February 18, 2018

Librarian Brings Bouchercon to Cleveland—and $1M+ to Its Economy

Librarians attend book related conferences whenever they can, and Bouchercon, the oldest and largest mystery convention, always has a few librarian attendees. But Marjory Mogg, readers’ advisory librarian at Euclid Public Library in an inner ring suburb of Cleveland, OH, decided to take things a step further by bringing the conference to Cleveland. The Cleveland Bouchercon 2012, which was held October 4-7, brought in about 1500 mystery fans, authors, and publishers, who left $1-2 million behind when they returned home after four days of festivities.

Bouchercon, an all-volunteer organization named after famed mystery critic Anthony Boucher (rhymes with voucher), has held a conference annually since 1970 in various cities. Bouchercon has strict rules. The organization relies on volunteers to prepare a bid for their city, while the Bouchercon standing committee oversees the bids and goes through a vetting procedure to make sure the event will be successful. Mogg stresses that Bouchercon is a fan conference, not a library conference, so she was very careful to adhere to the bylaws of the organization and to operate as a fan rather than the representative of a particular institution.

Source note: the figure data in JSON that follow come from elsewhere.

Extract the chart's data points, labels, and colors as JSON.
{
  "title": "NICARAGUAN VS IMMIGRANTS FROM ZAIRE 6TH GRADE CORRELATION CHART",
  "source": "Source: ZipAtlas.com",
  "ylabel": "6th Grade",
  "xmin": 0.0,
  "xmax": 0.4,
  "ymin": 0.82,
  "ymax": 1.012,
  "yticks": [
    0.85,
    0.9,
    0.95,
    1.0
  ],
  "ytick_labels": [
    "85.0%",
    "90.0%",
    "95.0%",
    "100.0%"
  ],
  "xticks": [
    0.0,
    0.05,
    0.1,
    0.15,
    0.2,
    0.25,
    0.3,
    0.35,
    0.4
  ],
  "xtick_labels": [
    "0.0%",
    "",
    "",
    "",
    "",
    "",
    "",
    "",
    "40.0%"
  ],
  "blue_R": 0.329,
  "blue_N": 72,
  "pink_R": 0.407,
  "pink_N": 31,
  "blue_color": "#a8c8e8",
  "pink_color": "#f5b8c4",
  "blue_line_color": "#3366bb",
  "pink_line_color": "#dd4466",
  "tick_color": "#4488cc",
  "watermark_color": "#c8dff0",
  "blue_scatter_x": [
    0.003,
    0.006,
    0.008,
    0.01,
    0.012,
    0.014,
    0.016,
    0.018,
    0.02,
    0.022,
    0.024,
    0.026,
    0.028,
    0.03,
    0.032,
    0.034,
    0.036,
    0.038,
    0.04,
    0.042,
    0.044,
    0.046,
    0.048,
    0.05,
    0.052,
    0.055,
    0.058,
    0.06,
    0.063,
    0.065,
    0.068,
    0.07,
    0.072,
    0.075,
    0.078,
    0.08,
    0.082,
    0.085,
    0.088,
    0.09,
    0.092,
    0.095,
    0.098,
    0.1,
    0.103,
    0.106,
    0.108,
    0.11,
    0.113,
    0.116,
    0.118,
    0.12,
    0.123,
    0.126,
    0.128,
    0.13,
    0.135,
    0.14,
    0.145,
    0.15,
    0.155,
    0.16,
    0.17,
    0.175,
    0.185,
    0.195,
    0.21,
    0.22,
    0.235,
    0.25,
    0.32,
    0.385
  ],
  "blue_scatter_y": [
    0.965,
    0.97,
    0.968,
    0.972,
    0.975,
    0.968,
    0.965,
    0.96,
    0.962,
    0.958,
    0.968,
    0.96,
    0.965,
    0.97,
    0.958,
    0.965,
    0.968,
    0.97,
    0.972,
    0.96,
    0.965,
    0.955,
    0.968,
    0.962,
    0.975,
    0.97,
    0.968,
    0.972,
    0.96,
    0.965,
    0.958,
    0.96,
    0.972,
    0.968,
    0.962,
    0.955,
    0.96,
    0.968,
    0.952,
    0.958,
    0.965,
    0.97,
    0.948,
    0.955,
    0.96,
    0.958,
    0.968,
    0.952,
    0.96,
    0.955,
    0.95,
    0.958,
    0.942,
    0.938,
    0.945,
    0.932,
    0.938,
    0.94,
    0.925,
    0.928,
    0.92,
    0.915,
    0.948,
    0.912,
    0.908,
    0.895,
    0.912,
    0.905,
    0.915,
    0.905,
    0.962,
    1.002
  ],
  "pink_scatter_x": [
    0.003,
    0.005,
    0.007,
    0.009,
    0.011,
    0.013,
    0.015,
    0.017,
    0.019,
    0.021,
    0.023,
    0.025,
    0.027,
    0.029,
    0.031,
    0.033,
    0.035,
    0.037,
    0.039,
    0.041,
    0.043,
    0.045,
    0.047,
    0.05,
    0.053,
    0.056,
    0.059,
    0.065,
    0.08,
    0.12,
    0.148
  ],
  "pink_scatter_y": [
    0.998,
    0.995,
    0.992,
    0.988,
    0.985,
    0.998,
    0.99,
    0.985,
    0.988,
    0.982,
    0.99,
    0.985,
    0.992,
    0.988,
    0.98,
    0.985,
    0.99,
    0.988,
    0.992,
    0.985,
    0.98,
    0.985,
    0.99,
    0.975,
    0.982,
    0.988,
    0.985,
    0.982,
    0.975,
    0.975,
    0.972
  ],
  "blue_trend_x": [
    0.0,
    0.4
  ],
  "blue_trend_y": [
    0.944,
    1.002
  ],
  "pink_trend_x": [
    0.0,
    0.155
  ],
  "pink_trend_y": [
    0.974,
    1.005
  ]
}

The administration of Mogg’s library paid for her to attend her first Bouchercon convention in Baltimore in 2008, where she discovered that the event had never been held in Ohio. Her library also allowed her the time off for subsequent Bouchercons and other library conferences so that she could speak to authors. In 2010, in San Francisco, she presented her bid for the Cleveland convention, and when she won, her library allowed her the time off needed to run the conference, which meant supervising a core team of about a dozen volunteers, who in turn supervised many more.

Some other Cleveland libraries and librarians enthusiastically participated in the conference in various ways, including putting up displays in their libraries, volunteering to help, booking authors to speak, allowing staff to attend, providing venues, or even sponsoring events. The main Cleveland Public Library—within sight of the conference’s headquarters hotel—sponsored a Nancy Drew scavenger hunt, a talk by author Linda Fairstein, and several displays. The opening ceremonies, with over 1000 in attendance, were held at the Rock and Roll Hall of Fame on the Cleveland lakefront, which one Bouchercon board member called the best venue the conference has ever had for its opening celebration. The Private Eye Association’s Shamus Awards were presented during a dinner cruise on Lake Erie.

Mogg hopes that more librarians will attend future Bouchercons, emphasizing that it’s a great way to mingle with authors, and if the event is held in your area you may be able to piggyback onto the event by contacting authors who will be attending for possible events to be held in your library.


Cynthia Orr teaches Readers’ Advisory Service at the Kent State University School of Library Science, edits the Reader’s Advisor Online blog, and serves as a contributing editor for LJ’s Collection Development column.